As with the Houston (or Texas) Miracle claimed by GW Bush's EdSec Rod Paige, Duncan's claim of success during his time as the CEO of Chicago Public Schools has turned out to be a lie, but nothing seems to be stopping him from doing the same across the U.S. See Jim Horn's piece Duncan's Chicago Failure With Corporate Charter Schools Slated to Become National Model.

The billionaire and millionaire-funded privatization-of-public-education train is barreling hard down the tracks, and Duncan’s in the driver’s seat. Unless the resistance ratchets up some major action soon, the landscape will be permanently transformed and there will be nothing left to lose.

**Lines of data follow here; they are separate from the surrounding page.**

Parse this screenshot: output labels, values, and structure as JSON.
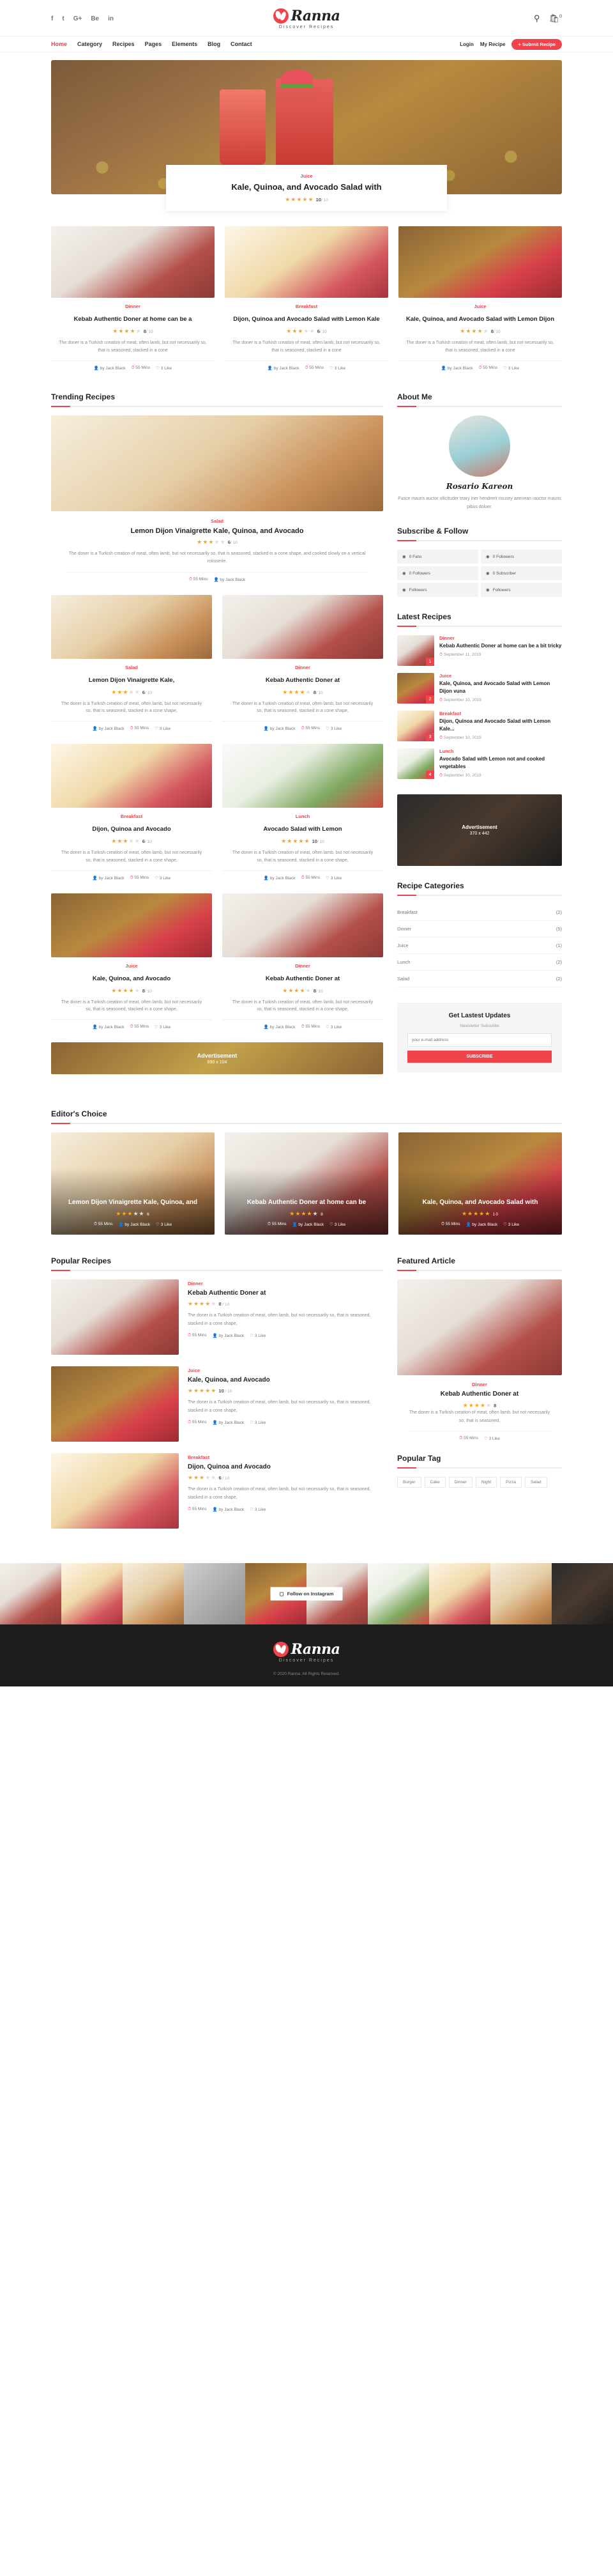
{
  "topbar": {
    "social": [
      "f",
      "t",
      "G+",
      "Be",
      "in"
    ],
    "social_names": [
      "facebook",
      "twitter",
      "google-plus",
      "behance",
      "linkedin"
    ],
    "logo": "Ranna",
    "tagline": "Discover Recipes",
    "search_icon": "search-icon",
    "cart_icon": "cart-icon",
    "cart_count": "0"
  },
  "nav": {
    "items": [
      "Home",
      "Category",
      "Recipes",
      "Pages",
      "Elements",
      "Blog",
      "Contact"
    ],
    "active": "Home",
    "login": "Login",
    "my_recipe": "My Recipe",
    "submit": "+ Submit Recipe"
  },
  "hero": {
    "category": "Juice",
    "title": "Kale, Quinoa, and Avocado Salad with",
    "rating": "10",
    "rating_max": "/ 10",
    "stars_on": 5
  },
  "top_cards": [
    {
      "category": "Dinner",
      "title": "Kebab Authentic Doner at home can be a",
      "rating": "8",
      "rating_max": "/ 10",
      "stars_on": 4,
      "desc": "The doner is a Turkish creation of meat, often lamb, but not necessarily so, that is seasoned, stacked in a cone",
      "author": "by Jack Black",
      "time": "55 Mins",
      "likes": "3 Like",
      "tex": "t-pie"
    },
    {
      "category": "Breakfast",
      "title": "Dijon, Quinoa and Avocado Salad with Lemon Kale",
      "rating": "6",
      "rating_max": "/ 10",
      "stars_on": 3,
      "desc": "The doner is a Turkish creation of meat, often lamb, but not necessarily so, that is seasoned, stacked in a cone",
      "author": "by Jack Black",
      "time": "55 Mins",
      "likes": "3 Like",
      "tex": "t-waffle"
    },
    {
      "category": "Juice",
      "title": "Kale, Quinoa, and Avocado Salad with Lemon Dijon",
      "rating": "8",
      "rating_max": "/ 10",
      "stars_on": 4,
      "desc": "The doner is a Turkish creation of meat, often lamb, but not necessarily so, that is seasoned, stacked in a cone",
      "author": "by Jack Black",
      "time": "55 Mins",
      "likes": "3 Like",
      "tex": "t-juice"
    }
  ],
  "trending": {
    "heading": "Trending Recipes",
    "feature": {
      "category": "Salad",
      "title": "Lemon Dijon Vinaigrette Kale, Quinoa, and Avocado",
      "rating": "6",
      "rating_max": "/ 10",
      "stars_on": 3,
      "desc": "The doner is a Turkish creation of meat, often lamb, but not necessarily so, that is seasoned, stacked in a cone shape, and cooked slowly on a vertical rotisserie.",
      "time": "55 Mins",
      "author": "by Jack Black",
      "tex": "t-cookie"
    },
    "cards": [
      {
        "category": "Salad",
        "title": "Lemon Dijon Vinaigrette Kale,",
        "rating": "6",
        "rating_max": "/ 10",
        "stars_on": 3,
        "desc": "The doner is a Turkish creation of meat, often lamb, but not necessarily so, that is seasoned, stacked in a cone shape,",
        "author": "by Jack Black",
        "time": "55 Mins",
        "likes": "3 Like",
        "tex": "t-cookie"
      },
      {
        "category": "Dinner",
        "title": "Kebab Authentic Doner at",
        "rating": "8",
        "rating_max": "/ 10",
        "stars_on": 4,
        "desc": "The doner is a Turkish creation of meat, often lamb, but not necessarily so, that is seasoned, stacked in a cone shape,",
        "author": "by Jack Black",
        "time": "55 Mins",
        "likes": "3 Like",
        "tex": "t-pie"
      },
      {
        "category": "Breakfast",
        "title": "Dijon, Quinoa and Avocado",
        "rating": "6",
        "rating_max": "/ 10",
        "stars_on": 3,
        "desc": "The doner is a Turkish creation of meat, often lamb, but not necessarily so, that is seasoned, stacked in a cone shape,",
        "author": "by Jack Black",
        "time": "55 Mins",
        "likes": "3 Like",
        "tex": "t-waffle"
      },
      {
        "category": "Lunch",
        "title": "Avocado Salad with Lemon",
        "rating": "10",
        "rating_max": "/ 10",
        "stars_on": 5,
        "desc": "The doner is a Turkish creation of meat, often lamb, but not necessarily so, that is seasoned, stacked in a cone shape,",
        "author": "by Jack Black",
        "time": "55 Mins",
        "likes": "3 Like",
        "tex": "t-salad"
      },
      {
        "category": "Juice",
        "title": "Kale, Quinoa, and Avocado",
        "rating": "8",
        "rating_max": "/ 10",
        "stars_on": 4,
        "desc": "The doner is a Turkish creation of meat, often lamb, but not necessarily so, that is seasoned, stacked in a cone shape,",
        "author": "by Jack Black",
        "time": "55 Mins",
        "likes": "3 Like",
        "tex": "t-juice"
      },
      {
        "category": "Dinner",
        "title": "Kebab Authentic Doner at",
        "rating": "8",
        "rating_max": "/ 10",
        "stars_on": 4,
        "desc": "The doner is a Turkish creation of meat, often lamb, but not necessarily so, that is seasoned, stacked in a cone shape,",
        "author": "by Jack Black",
        "time": "55 Mins",
        "likes": "3 Like",
        "tex": "t-pie"
      }
    ],
    "ad": {
      "label": "Advertisement",
      "size": "690 x 104"
    }
  },
  "sidebar": {
    "about": {
      "heading": "About Me",
      "name": "Rosario Kareon",
      "text": "Fusce mauris auctor ollicituder teary iner hendrerit risusey aeenean rauctor mauris pibus doloer."
    },
    "follow": {
      "heading": "Subscribe & Follow",
      "items": [
        {
          "icon": "facebook-icon",
          "count": "0",
          "label": "Fans"
        },
        {
          "icon": "twitter-icon",
          "count": "0",
          "label": "Followers"
        },
        {
          "icon": "instagram-icon",
          "count": "0",
          "label": "Followers"
        },
        {
          "icon": "youtube-icon",
          "count": "0",
          "label": "Subscriber"
        },
        {
          "icon": "soundcloud-icon",
          "count": "",
          "label": "Followers"
        },
        {
          "icon": "dribbble-icon",
          "count": "",
          "label": "Followers"
        }
      ]
    },
    "latest": {
      "heading": "Latest Recipes",
      "items": [
        {
          "num": "1",
          "category": "Dinner",
          "title": "Kebab Authentic Doner at home can be a bit tricky",
          "date": "September 11, 2019",
          "tex": "t-pie"
        },
        {
          "num": "2",
          "category": "Juice",
          "title": "Kale, Quinoa, and Avocado Salad with Lemon Dijon vuna",
          "date": "September 10, 2019",
          "tex": "t-juice"
        },
        {
          "num": "3",
          "category": "Breakfast",
          "title": "Dijon, Quinoa and Avocado Salad with Lemon Kale...",
          "date": "September 10, 2019",
          "tex": "t-waffle"
        },
        {
          "num": "4",
          "category": "Lunch",
          "title": "Avocado Salad with Lemon not and cooked vegetables",
          "date": "September 10, 2019",
          "tex": "t-salad"
        }
      ]
    },
    "ad": {
      "label": "Advertisement",
      "size": "370 x 442"
    },
    "categories": {
      "heading": "Recipe Categories",
      "items": [
        {
          "name": "Breakfast",
          "count": "(2)"
        },
        {
          "name": "Dinner",
          "count": "(5)"
        },
        {
          "name": "Juice",
          "count": "(1)"
        },
        {
          "name": "Lunch",
          "count": "(2)"
        },
        {
          "name": "Salad",
          "count": "(2)"
        }
      ]
    },
    "newsletter": {
      "heading": "Get Lastest Updates",
      "sub": "Newsletter Subscribe",
      "placeholder": "your e-mail address",
      "button": "SUBSCRIBE"
    }
  },
  "editors": {
    "heading": "Editor's Choice",
    "cards": [
      {
        "title": "Lemon Dijon Vinaigrette Kale, Quinoa, and",
        "rating": "6",
        "stars_on": 3,
        "time": "55 Mins",
        "author": "by Jack Black",
        "likes": "3 Like",
        "tex": "t-cookie"
      },
      {
        "title": "Kebab Authentic Doner at home can be",
        "rating": "8",
        "stars_on": 4,
        "time": "55 Mins",
        "author": "by Jack Black",
        "likes": "3 Like",
        "tex": "t-pie"
      },
      {
        "title": "Kale, Quinoa, and Avocado Salad with",
        "rating": "10",
        "stars_on": 5,
        "time": "55 Mins",
        "author": "by Jack Black",
        "likes": "3 Like",
        "tex": "t-juice"
      }
    ]
  },
  "popular": {
    "heading": "Popular Recipes",
    "items": [
      {
        "category": "Dinner",
        "title": "Kebab Authentic Doner at",
        "rating": "8",
        "stars_on": 4,
        "desc": "The doner is a Turkish creation of meat, often lamb, but not necessarily so, that is seasoned, stacked in a cone shape,",
        "time": "55 Mins",
        "author": "by Jack Black",
        "likes": "3 Like",
        "tex": "t-pie"
      },
      {
        "category": "Juice",
        "title": "Kale, Quinoa, and Avocado",
        "rating": "10",
        "stars_on": 5,
        "desc": "The doner is a Turkish creation of meat, often lamb, but not necessarily so, that is seasoned, stacked in a cone shape,",
        "time": "55 Mins",
        "author": "by Jack Black",
        "likes": "3 Like",
        "tex": "t-juice"
      },
      {
        "category": "Breakfast",
        "title": "Dijon, Quinoa and Avocado",
        "rating": "6",
        "stars_on": 3,
        "desc": "The doner is a Turkish creation of meat, often lamb, but not necessarily so, that is seasoned, stacked in a cone shape,",
        "time": "55 Mins",
        "author": "by Jack Black",
        "likes": "3 Like",
        "tex": "t-waffle"
      }
    ]
  },
  "featured": {
    "heading": "Featured Article",
    "category": "Dinner",
    "title": "Kebab Authentic Doner at",
    "rating": "8",
    "stars_on": 4,
    "desc": "The doner is a Turkish creation of meat, often lamb, but not necessarily so, that is seasoned,",
    "time": "55 Mins",
    "likes": "3 Like",
    "tex": "t-pie",
    "tag_heading": "Popular Tag",
    "tags": [
      "Burger",
      "Cake",
      "Dinner",
      "Night",
      "Pizza",
      "Salad"
    ]
  },
  "instagram": {
    "button": "Follow on Instagram",
    "icon": "instagram-icon"
  },
  "footer": {
    "logo": "Ranna",
    "tagline": "Discover Recipes",
    "copyright": "© 2020 Ranna. All Rights Reserved."
  }
}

I am constantly astounded by the obliviousness and passivity of teachers to all of this. I guess the ed deformers have either already succeeded in beating their morale down to a pulp and/or they're too drained from taking care of our kids all day.

My final message to those of you who are reading this who place value on U.S. public education and don’t want it to be privatized: NOW IS THE TIME TO STEP UP TO THE PLATE AND DO WHAT YOU CAN TO RESIST.

4 comments:

NYC Educator said...

Thanks for telling Arne the truth, and thanks for standing up for public education. I, too, am a product of public schools and a public school parent.

Don't be discouraged by Arne's reaction. Surely he's wholly unaccustomed to hearing the truth. After all, he doesn't know anyone who's opposed to Race to the Top, and as far as he's concerned, you and I don't exist.

CarolineSF said...

Thank you so much for doing this -- I wish I could have been at Tam or Foothill (was in my first week on a new job). I'm doing what it takes to be there next time he's in the Bay Area! Both your account and the Foothill photos are awesome.

nikto said...

Thank you for speaking out, Sharon.

We already knew Duncan is deaf, dumb and blind to any truth that displeases him.

It's epidemic among neocons/neoliberals.

Thanks for for nailing it down
yet again.

What shallow imposters our
"Leaders" be!

ms-teacher said...

Thanks for doing this on behalf of students, parents, and teachers. I'm a union president of my local association in Vallejo. I attended last week's NEA-RA as well as the conference that preceded it, the National Council of Urban Education Association (NCUEA). I proudly represented by colleagues at both events. Like Oakland, Vallejo was taken over by the state of California and has a state appointed administrator.

It is at the NCUEA conference that the vote of "no confidence" was conceived. At the NCUEA conference, there were people who have received or will be receiving money under Race to the Top. These people were absolutely terrified of criticizing the Obama administration. As a teacher in a district that is under state receivership, I have seen what it means to have absolutely no control over the curriculum being taught, the over use of test scores to determine what good teaching looks like, and the absolute condescension of administrators and their contempt of those in the trenches. The effect on teachers in my district has been absolutely demoralizing. I vehemently supported the vote of no confidence because of what I've witnessed first hand in my very own district over the past six years. It was Race to the Top on a much smaller scale.

Nothing gives me greater pleasure than the fact that I will be able to report to the almost 800 teachers I represent of this vote of no confidence. Thanks to Ravitch, I no longer feel like I'm screaming in a vacuum!